One day a friend of mine and I received a shipment of goods at Balezino train station and we were on our way home to Izhevsk. It got dark. We were making plans for the evening. Despite the pouring rain we were driving at around 80 miles per hour. We were happy and content. All of a sudden, there was a car in our land heading straight at us. My friend sharply turned the steering wheel. We spun 180 degrees and hit a ditch on the opposite side of the road. The car made a complete flip and landed on its tires. Everything happened in just a couple of seconds but all I had experienced in that airplane flashed before my eyes. God brought me to the edge of life and death yet again.

God shakes up our lives so that we would start thinking about our acts and so we could recognize His righteousness and accept His love. That One who created us does not want us to perish. God doesn’t take away our life, but reveals to us why we live on this earth. Through this He wants to give us the true joy and meaning of life. Jesus Christ doesn’t just wait for us to come to him but He is constantly pursuing us, trying to reveal Himself to us in the darkest and most confusing moments of our lives.

After all the events that took place in my life, I decided to repent before my God. It is difficult to explain repentance. It’s something deep inside your heart, and outside in your real life at the same time.

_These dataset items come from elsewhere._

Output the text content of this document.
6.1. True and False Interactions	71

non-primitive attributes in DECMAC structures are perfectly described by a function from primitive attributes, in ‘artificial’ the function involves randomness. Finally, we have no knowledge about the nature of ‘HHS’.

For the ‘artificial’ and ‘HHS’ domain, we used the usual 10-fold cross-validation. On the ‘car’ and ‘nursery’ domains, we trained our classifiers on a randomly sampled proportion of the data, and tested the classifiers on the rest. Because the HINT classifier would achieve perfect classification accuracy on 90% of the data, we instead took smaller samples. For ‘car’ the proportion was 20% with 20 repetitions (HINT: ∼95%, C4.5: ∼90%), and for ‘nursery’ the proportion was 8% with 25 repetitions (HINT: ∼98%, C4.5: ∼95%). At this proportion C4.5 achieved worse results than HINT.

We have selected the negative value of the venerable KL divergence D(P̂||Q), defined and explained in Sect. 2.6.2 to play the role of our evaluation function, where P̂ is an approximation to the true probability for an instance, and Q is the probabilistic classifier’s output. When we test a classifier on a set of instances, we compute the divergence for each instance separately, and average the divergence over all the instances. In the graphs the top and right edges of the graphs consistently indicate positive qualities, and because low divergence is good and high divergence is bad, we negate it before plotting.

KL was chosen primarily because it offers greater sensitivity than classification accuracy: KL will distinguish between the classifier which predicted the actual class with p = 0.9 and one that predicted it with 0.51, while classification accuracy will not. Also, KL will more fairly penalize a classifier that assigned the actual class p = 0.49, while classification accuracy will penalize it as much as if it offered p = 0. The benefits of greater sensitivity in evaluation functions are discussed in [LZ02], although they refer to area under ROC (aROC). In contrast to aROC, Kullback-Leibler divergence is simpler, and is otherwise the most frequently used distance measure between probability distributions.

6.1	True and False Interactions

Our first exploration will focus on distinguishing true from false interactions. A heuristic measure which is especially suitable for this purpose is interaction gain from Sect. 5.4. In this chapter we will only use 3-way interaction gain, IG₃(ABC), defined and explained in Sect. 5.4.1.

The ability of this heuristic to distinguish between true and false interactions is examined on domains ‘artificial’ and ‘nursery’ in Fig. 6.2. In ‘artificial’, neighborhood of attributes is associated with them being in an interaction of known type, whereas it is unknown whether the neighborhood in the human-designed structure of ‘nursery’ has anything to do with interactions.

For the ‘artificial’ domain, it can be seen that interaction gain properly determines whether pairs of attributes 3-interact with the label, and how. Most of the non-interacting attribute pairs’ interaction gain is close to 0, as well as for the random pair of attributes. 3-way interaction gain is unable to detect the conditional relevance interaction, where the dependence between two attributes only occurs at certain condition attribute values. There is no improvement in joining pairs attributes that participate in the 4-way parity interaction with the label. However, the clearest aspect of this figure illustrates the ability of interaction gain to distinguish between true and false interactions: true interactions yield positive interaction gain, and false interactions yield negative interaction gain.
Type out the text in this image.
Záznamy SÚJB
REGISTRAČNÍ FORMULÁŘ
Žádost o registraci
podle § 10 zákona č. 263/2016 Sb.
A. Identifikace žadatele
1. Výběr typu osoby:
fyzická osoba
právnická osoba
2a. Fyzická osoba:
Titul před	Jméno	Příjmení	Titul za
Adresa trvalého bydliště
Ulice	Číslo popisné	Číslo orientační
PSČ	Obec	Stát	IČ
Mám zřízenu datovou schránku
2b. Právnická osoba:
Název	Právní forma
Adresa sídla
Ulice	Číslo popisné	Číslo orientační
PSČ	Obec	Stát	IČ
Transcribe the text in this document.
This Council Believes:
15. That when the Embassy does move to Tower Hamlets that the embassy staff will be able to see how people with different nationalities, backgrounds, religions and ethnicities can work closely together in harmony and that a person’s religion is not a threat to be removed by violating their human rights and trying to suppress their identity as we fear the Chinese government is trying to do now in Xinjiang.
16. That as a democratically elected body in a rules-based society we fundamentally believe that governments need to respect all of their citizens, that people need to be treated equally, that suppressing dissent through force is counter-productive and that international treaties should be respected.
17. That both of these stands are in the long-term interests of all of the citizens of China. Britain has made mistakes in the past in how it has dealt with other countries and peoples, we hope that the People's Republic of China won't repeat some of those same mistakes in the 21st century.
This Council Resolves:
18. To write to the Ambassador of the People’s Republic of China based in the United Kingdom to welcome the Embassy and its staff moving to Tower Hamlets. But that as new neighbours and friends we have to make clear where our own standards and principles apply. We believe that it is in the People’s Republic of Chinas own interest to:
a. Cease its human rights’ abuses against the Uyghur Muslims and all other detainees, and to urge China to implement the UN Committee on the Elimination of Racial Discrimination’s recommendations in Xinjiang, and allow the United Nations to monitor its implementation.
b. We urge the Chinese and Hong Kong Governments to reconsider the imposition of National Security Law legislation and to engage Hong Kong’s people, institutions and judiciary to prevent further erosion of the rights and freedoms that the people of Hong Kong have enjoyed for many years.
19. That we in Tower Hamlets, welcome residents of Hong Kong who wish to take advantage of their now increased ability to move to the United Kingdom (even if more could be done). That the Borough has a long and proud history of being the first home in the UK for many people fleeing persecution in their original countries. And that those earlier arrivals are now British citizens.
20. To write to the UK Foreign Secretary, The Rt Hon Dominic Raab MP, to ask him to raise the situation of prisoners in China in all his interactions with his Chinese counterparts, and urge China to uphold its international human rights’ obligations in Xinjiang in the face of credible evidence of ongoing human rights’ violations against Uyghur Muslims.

Something unusual happens after the repentance. Your life changes and it happens inside, in harmony with your heart, your thoughts and your desires.

I remember when after the repentance a friend of mine called me and invited me to a party. I knew what that party would be like. I knew it was going to be wild. It was hard to say no before, but after I became a Christian it was easy. I knew that I was going to the church service that evening. I would listen to God’s words and would give my thankfulness to Him for everything He has done for me.

I am sure that God is knocking on the door of your heart today, but sometimes it is difficult for you to hear Him. Pay attention to your life and the situations you find yourself in. Try to analyze the problems in your life. Take the New Testament and try to find answers to your questions. Perhapes you won’t understand everything, but there are people who can help you. Look for them in Christian churches where the Word of God is preached. Listen to your heart and seek God. He will show you the way as He showed it to me. He had sent believers into my life who helped me sort everything out. They pointed to Christ and His love. They told me about forgiveness and true freedom. I am thankful for everything that happened in my life and I am very grateful to God for His salvation.”